Une autre fonction parentale qui est atteinte lors d’une victimisation d’agression sexuelle d’un enfant est celle de la compréhension. L’enfant qui vit un traumatisme peut vivre des émotions, présenter des symptômes et des conséquences qui échappent à la compréhension des parents. Ceux-ci peuvent interpréter à leur manière l’attitude de leur enfant, nier l’importance des conséquences et des émotions présentes ou alors faire écho à leur propre passé traumatique et ainsi répondre inadéquatement aux appels à l’aide de leur enfant (Romano, 2013).
L’importance, pour l’enfant, que ses parents réagissent avec calme et réassurance à son traumatisme prend alors tout son sens. Ainsi l’enfant se sent compris et écouté dans son vécu. Il arrive que les parents vivent tellement d’impuissance devant le traumatisme de leur enfant qu’ils ne savent plus comment l’approcher, comment lui manifester du soutien. Ces réactions font référence au concept de contamination traumatique (Romano, 2013). Dans cette optique, la fonction d’affection et de valorisation se trouve atteinte.
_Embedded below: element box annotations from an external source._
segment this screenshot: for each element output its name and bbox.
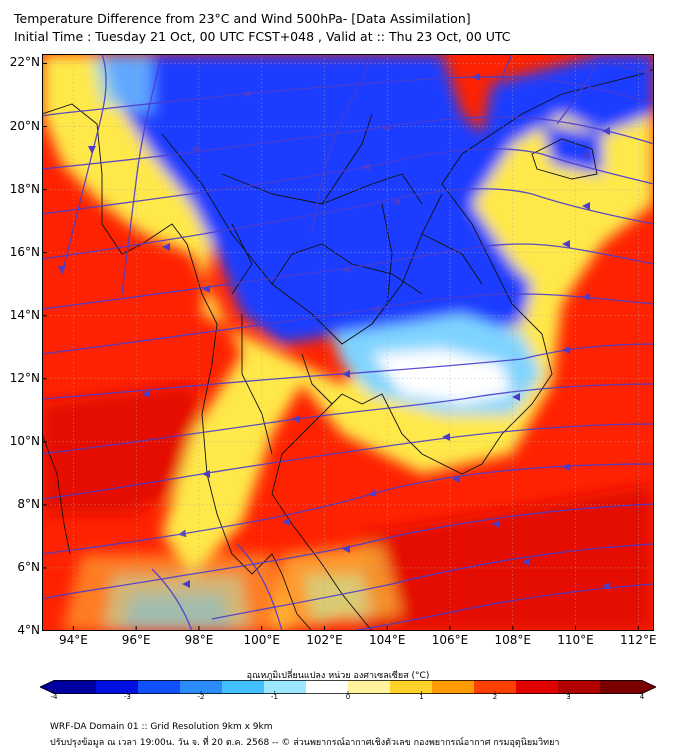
temperature-wind-map bbox=[42, 54, 654, 631]
lon-label: 106°E bbox=[431, 633, 469, 647]
wind-streamlines bbox=[42, 54, 654, 631]
yellow-south bbox=[272, 544, 402, 631]
chart-subtitle: Initial Time : Tuesday 21 Oct, 00 UTC FC… bbox=[14, 29, 511, 44]
colorbar-tick-label: -3 bbox=[124, 693, 131, 701]
lon-label: 98°E bbox=[184, 633, 214, 647]
footer-model-info: WRF-DA Domain 01 :: Grid Resolution 9km … bbox=[50, 722, 273, 732]
streamline-arrows bbox=[58, 68, 650, 590]
colorbar-extend-max bbox=[642, 680, 656, 694]
lon-label: 100°E bbox=[243, 633, 280, 647]
colorbar-tick-label: 4 bbox=[639, 693, 645, 701]
lat-label: 4°N bbox=[17, 623, 40, 637]
lat-label: 10°N bbox=[9, 433, 40, 448]
lon-label: 112°E bbox=[620, 633, 657, 647]
colorbar-segment bbox=[600, 680, 643, 694]
colorbar bbox=[40, 680, 656, 694]
lon-label: 104°E bbox=[368, 633, 406, 647]
colorbar-tick-label: 3 bbox=[566, 693, 571, 701]
colorbar-segment bbox=[54, 680, 97, 694]
lat-label: 8°N bbox=[17, 496, 40, 511]
colorbar-extend-min bbox=[40, 680, 54, 694]
colorbar-segment bbox=[390, 680, 433, 694]
colorbar-segment bbox=[96, 680, 139, 694]
cold-blob-east bbox=[542, 124, 602, 174]
graticule bbox=[42, 54, 654, 631]
colorbar-segment bbox=[516, 680, 559, 694]
light-blue-nw bbox=[92, 54, 152, 114]
colorbar-tick-label: 1 bbox=[419, 693, 424, 701]
lat-label: 18°N bbox=[9, 181, 40, 196]
colorbar-segment bbox=[138, 680, 181, 694]
colorbar-segment bbox=[306, 680, 349, 694]
colorbar-tick-label: 0 bbox=[345, 693, 351, 701]
map-panel bbox=[42, 54, 654, 631]
colorbar-tick-label: -2 bbox=[197, 693, 205, 701]
lat-label: 14°N bbox=[9, 307, 40, 322]
colorbar-tick-label: -4 bbox=[50, 693, 58, 701]
footer-credit: ปรับปรุงข้อมูล ณ เวลา 19:00น. วัน จ. ที่… bbox=[50, 738, 560, 748]
colorbar-segment bbox=[432, 680, 475, 694]
lon-label: 96°E bbox=[121, 633, 151, 647]
lat-label: 16°N bbox=[9, 244, 40, 259]
colorbar-segment bbox=[474, 680, 517, 694]
lon-label: 94°E bbox=[58, 633, 88, 647]
lon-label: 102°E bbox=[306, 633, 343, 647]
chart-title: Temperature Difference from 23°C and Win… bbox=[14, 11, 471, 26]
lat-label: 22°N bbox=[9, 55, 40, 70]
yellow-sw bbox=[62, 554, 292, 631]
colorbar-title: อุณหภูมิเปลี่ยนแปลง หน่วย องศาเซลเซียส (… bbox=[246, 671, 430, 681]
map-frame bbox=[42, 54, 654, 631]
colorbar-tick-label: -1 bbox=[271, 693, 278, 701]
lat-label: 12°N bbox=[9, 370, 40, 385]
cold-core bbox=[102, 54, 654, 354]
colorbar-segment bbox=[180, 680, 223, 694]
colorbar-segment bbox=[558, 680, 601, 694]
colorbar-segment bbox=[348, 680, 391, 694]
temperature-field bbox=[42, 54, 654, 631]
colorbar-segment bbox=[222, 680, 265, 694]
lat-label: 20°N bbox=[9, 118, 40, 133]
colorbar-tick-label: 2 bbox=[492, 693, 498, 701]
colorbar-segment bbox=[264, 680, 307, 694]
lon-label: 108°E bbox=[494, 633, 532, 647]
map-ticks bbox=[42, 62, 639, 631]
lat-label: 6°N bbox=[17, 559, 40, 574]
deep-red-zone bbox=[42, 384, 212, 514]
coastlines-borders bbox=[42, 68, 654, 631]
deep-red-zone bbox=[352, 484, 654, 631]
lon-label: 110°E bbox=[557, 633, 594, 647]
Les parents peuvent alors faire de l’évitement envers leur enfant pour ne pas avoir à gérer la situation traumatique (Romano, 2013).
Le dysfonctionnement de ces trois fonctions parentales (protection, compréhension et valorisation) dépend des ressources préalablement existantes des parents. Ces ressources peuvent être nombreuses ou déficientes. Romano (2013) en fait état dans son ouvrage sur le traumatisme chez l’enfant. Ces ressources parentales sont l’état psychique de chacun des parents et du couple parental, les croyances familiales, la dynamique familiale, le soutien social et le mode de communication avant l’événement (Romano, 2013).